BP (www.bp.com) has taken a number of actions to align with the recommendations of the BP U.S. Refineries Independent Safety Review Panel and will, after a more thorough review, develop plans for additional safety measures. BP”s five U.S. refineries are under review due to several recent safety failures, including a deadly explosion at the company”s Texas City, Texas, facility in March 2005.
In a report made public today, the panel identified material deficiencies in process safety performance at BP”s U.S. refineries and called on BP to give process safety the same priority it has historically given personal safety and environmental performance. The panel made recommendations for improving BP”s process safety leadership, systems, expertise, and oversight of process safety performance.
The panel, led by former U.S. Secretary of State James A. Baker, III, was appointed by BP group chief executive, John Browne, in October 2005 on the recommendation of the U.S. Chemical Safety and Hazard Investigation Board (CSB). BP is cooperating with the CSB in its investigation of the March 23, 2005 explosion and fire at the Texas City refinery that claimed the lives of 15 workers and injured many more.
The panel acknowledged the company”s efforts stating that “since March of 2005 BP has expressed a major commitment to a far better process safety regime, has committed significant resources and personnel to that end, and has undertaken or announced many measures that could impact process safety performance at BP”s five U.S. refineries.” The panel also said that making dramatic change in large companies is difficult in short time frames and that the ultimate effectiveness of the actions taken or planned by BP could only be determined over time.
Based on these incidents and the results of the first few months of its preliminary
investigation of BP’s U.S.-based refinery operations, the CSB cited serious concerns about:
• The effectiveness of the safety management system at the BP Texas City refinery;
• The effectiveness of BP North America’s corporate safety oversight of its refining facilities; and
• A corporate safety culture that may have deviations from good safety practice.
The independent review panel’s initial recommendations are as follow:
Recommendation # 1
Process Safety Leadership
The Board of Directors of BP p.l.c, BP’s executive management (including its Group Chief Executive), and other members of BP’s corporate management must provide effective leadership on and establish appropriate goals for process safety. Those individuals must demonstrate their commitment to process safety by articulating a clear message on the importance of process safety and matching that message both with the policies they adopt and the actions they take.
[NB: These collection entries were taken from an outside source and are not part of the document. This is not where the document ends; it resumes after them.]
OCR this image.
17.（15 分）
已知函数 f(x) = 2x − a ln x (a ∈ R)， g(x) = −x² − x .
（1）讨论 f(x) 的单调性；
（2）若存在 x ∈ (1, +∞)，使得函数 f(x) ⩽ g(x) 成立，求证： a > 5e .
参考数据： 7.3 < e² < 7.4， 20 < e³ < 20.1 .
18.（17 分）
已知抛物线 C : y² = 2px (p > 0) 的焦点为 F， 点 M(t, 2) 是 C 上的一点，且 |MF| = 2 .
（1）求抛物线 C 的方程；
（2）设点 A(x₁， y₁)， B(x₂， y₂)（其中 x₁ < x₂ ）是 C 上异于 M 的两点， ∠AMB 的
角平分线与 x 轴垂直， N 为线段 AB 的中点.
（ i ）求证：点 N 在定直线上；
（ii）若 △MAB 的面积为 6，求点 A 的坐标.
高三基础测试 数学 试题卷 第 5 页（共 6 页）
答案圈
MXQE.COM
Integrated & Comprehensive Process Safety Management System
BP should establish and implement an integrated and comprehensive process safety management system that systematically and continuously identifies, reduces, and manages process safety risks at its U.S. refineries.
Process Safety Knowledge & Expertise
BP should develop and implement a system to ensure that its executive management, its refining line management above the refinery level, and all U.S. refining personnel, including managers, supervisors, workers, and contractors, possess an appropriate level of process safety knowledge and expertise.
Process Safety Culture
BP should involve the relevant stakeholders to develop a positive, trusting, and open process safety culture within each U.S. refinery.
Clearly Defined Expectations & Accountability for Process Safety
BP should clearly define expectations and strengthen accountability for process safety performance at all levels in executive management and in the refining managerial and supervisory reporting line.
Support for Line Management
BP should provide more effective and better coordinated process safety support for the U.S. refining line organization.
Leading & Lagging Performance Indicators for Process Safety
BP should develop, implement, maintain, and periodically update an integrated set of leading and lagging performance indicators for more effectively monitoring the process safety performance of the U.S. refineries by BP’s refining line management, executive management (including the Group Chief Executive), and Board of Directors. In addition, BP should work with the U.S. Chemical Safety and Hazard Investigation Board and with industry, labor organizations, other governmental agencies, and other organizations to develop a consensus set of leading and lagging indicators for process safety performance for use in the refining and chemical processing industries.
Process Safety Auditing
BP should establish and implement an effective system to audit process safety performance at its U.S. refineries.
BP’s Board should monitor the implementation of the recommendations of the panel (including the related commentary) and the ongoing process safety performance of BP’s U.S. refineries. The board should, for a period of at least five calendar years, engage an independent monitor to report annually to the board on BP’s progress in implementing the panel’s recommendations (including the related commentary). The board should also report publicly on the progress of such implementation and on BP’s ongoing process safety performance.
BP should use the lessons learned from the Texas City tragedy and from the Panel’s report to transform the company into a recognized industry leader in process safety management. The panel believes that these recommendations, together with the related commentary in Section VII, can help bring about sustainable improvements in process safety performance at all BP U.S. refineries.
The full text of the report prepared by the BP U.S. Refineries Independent Safety Review Panel is available at www.bp.com/bakerpanelreport (pdf, 2352KB). (EDITOR”S NOTE: This link has been temporarily removed from the BP Web site, pending litigation related to the March 2005 explosion at the Texas City refinery.)